Lassa-Elimde (2021)

Bau von vier Klassenräumen, Möbel, Büro, Lagerraum, Toiletten

Standort:

Lassa-Elimde (Togo/Afrika)

Projektpartner vor Ort: Ossara e.V.

Hintergrund:

Der Stadtteil Lassa-Elimdè zählt heute ca. 3.500 Einwohner*innen und liegt zwischen Tchola im Norden, Abouda im Süden, Lama im Westen und Sirka im Osten. Ca. 6 Km trennen dieser Stadtteil vom Stadtzentrum. Neben der überwiegenden ethnischen Gruppe Kabyè leben dort auch die Losso, Ewe, Nago und Ibo.

Die Region von Kara und Umgebung ist berühmt für die traditionellen Zweikämpfe bzw. Ringen „Evala“. Der Name „Elimdè“ stammt aus der hier meistgesprochenen Sprache Kabye und bedeutet „Sonne“. So soll auch, laut der Überlieferung, der erste Bewohner dieser Gegend um die Jahre 1800 geheißen haben.

Die Menschen leben hauptsächlich von der Landwirtschaft, Vieh- und Ziegenzucht. Mais, Hirse und Jams werden auf den Feldern für den eigenen Bedarf angebaut. Der traditionell betriebene Ackerbau wird stark beeinflusst durch das Tropenklima, bestehend aus einer Regenzeit (von Mai bis Oktober) und einer Trockenzeit (von November bis März). Ackerbau wird nur in der Regenzeit betrieben.
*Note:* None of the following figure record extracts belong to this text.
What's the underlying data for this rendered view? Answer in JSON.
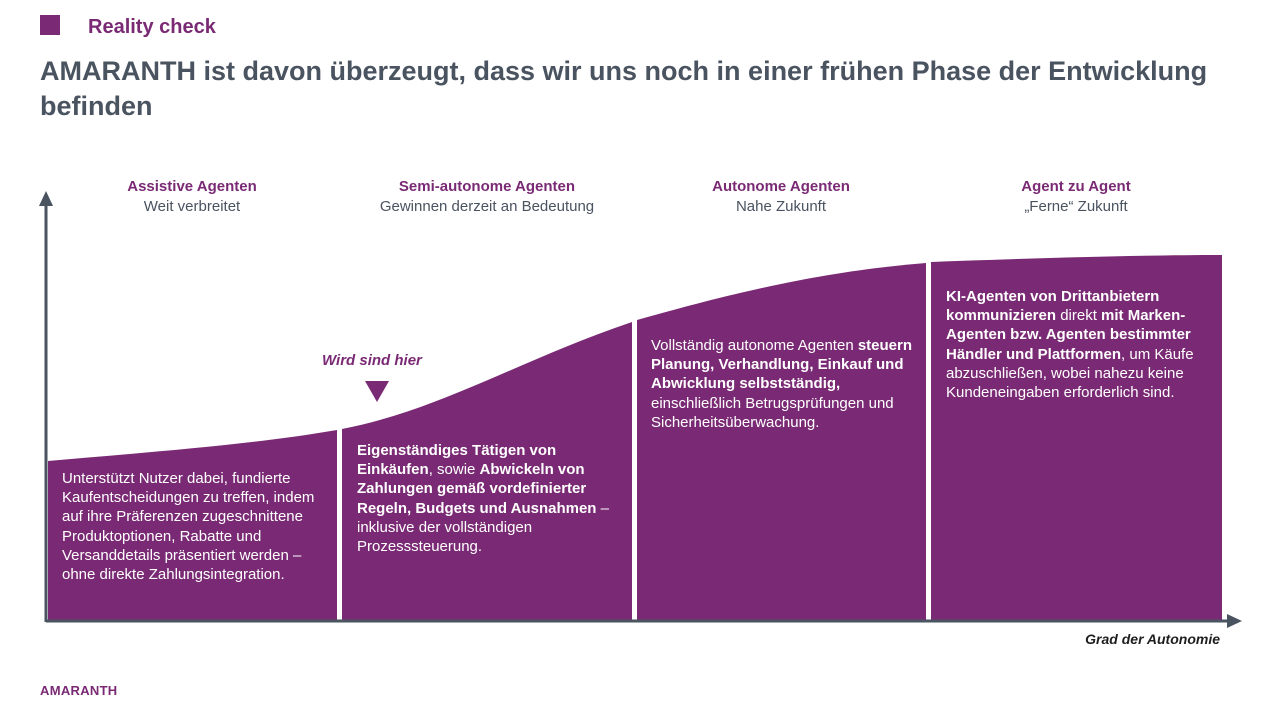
{
  "header": {
    "section_label": "Reality check",
    "title": "AMARANTH ist davon überzeugt, dass wir uns noch in einer frühen Phase der Entwicklung befinden"
  },
  "stages": [
    {
      "name": "Assistive Agenten",
      "subtitle": "Weit verbreitet",
      "description_html": "Unterstützt Nutzer dabei, fundierte Kaufentscheidungen zu treffen, indem auf ihre Präferenzen zugeschnittene Produktoptionen, Rabatte und Versanddetails präsentiert werden – ohne direkte Zahlungsintegration."
    },
    {
      "name": "Semi-autonome Agenten",
      "subtitle": "Gewinnen derzeit an Bedeutung",
      "description_html": "<b>Eigenständiges Tätigen von Einkäufen</b>, sowie <b>Abwickeln von Zahlungen gemäß vordefinierter Regeln, Budgets und Ausnahmen</b> – inklusive der vollständigen Prozesssteuerung."
    },
    {
      "name": "Autonome Agenten",
      "subtitle": "Nahe Zukunft",
      "description_html": "Vollständig autonome Agenten <b>steuern Planung, Verhandlung, Einkauf und Abwicklung selbstständig,</b> einschließlich Betrugsprüfungen und Sicherheitsüberwachung."
    },
    {
      "name": "Agent zu Agent",
      "subtitle": "„Ferne“ Zukunft",
      "description_html": "<b>KI-Agenten von Drittanbietern kommunizieren</b> direkt <b>mit Marken-Agenten bzw. Agenten bestimmter Händler und Plattformen</b>, um Käufe abzuschließen, wobei nahezu keine Kundeneingaben erforderlich sind."
    }
  ],
  "marker": {
    "label": "Wird sind hier"
  },
  "axis": {
    "x_label": "Grad der Autonomie"
  },
  "footer": {
    "brand": "AMARANTH"
  },
  "colors": {
    "accent": "#7a2a74",
    "title": "#4a5360",
    "axis": "#4a5360"
  }
}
Die Grundschule von Lassa-Elimdè wurde im September 2019 gegründet und zählte bereits im ersten Schuljahr 2019/2020 ca. 173 Schüler*innen, die von 5 Lehrer*innen unterrichtet werden.

Der Staat trägt die Gehälter von 3 Lehrer*innen, die 2 anderen werden noch über Elternbeiträge finanziert. 48 Kinder besuchen die Vorschule.

Die Schüler*innen werden aufgrund der fehlenden Klassenräume in den vom Elternrat aus Holzpfählen und Stroh gebauten Schuppen unterrichtet. Diese provisorischen Bauten bieten kaum Schutz vor der tropischen Sonnenhitze und vor allem vor dem stürmischen Regen. In der Regenzeit fällt der Unterricht für Schüler*innen immer aus. Zudem haben Kinder und Lehrkräfte keine adäquaten Sitzmöglichkeiten – Schüler*innen sitzen aktuell auf Holzbrettern oder mitgebrachten Steinen und Hockern – und sind Stichen bzw. Bissen von Insekten und Reptilien ausgesetzt.

Die Schule verfügt nicht über Sanitäranlagen. Ein Pumpbrunnen liegt aber in der Nähe der Schule und dient als Wasserquelle für die Schule und den ganzen Stadtteil.

Projektmaßnahmen:

An der Grundschule Lassa-Elimdè soll ein Schulgebäude mit 4 Klassenräumen, Büro- und Lagerraum und einer Sanitäranlage gebaut werden.

Der Stadtteil erklärt sich bereit, durch die Bereitstellung des Grundstückes (aktueller Schulstandort), Kies, Wasser und ungelernte Arbeitskraft mitzuwirken. Auch die Unterbringung und Verpflegung der Mitarbeiter der Baufirma übernimmt die Gemeinde.

Dieses Projekt würde zur Verbesserung der Lernbedingungen an der Grundschule Lassa-Elimdè enorm und wesentlich beitragen, indem die Schüler*innen und das Lehrpersonal adäquate Schulklassen mit Sitzmöglichkeiten bekommen.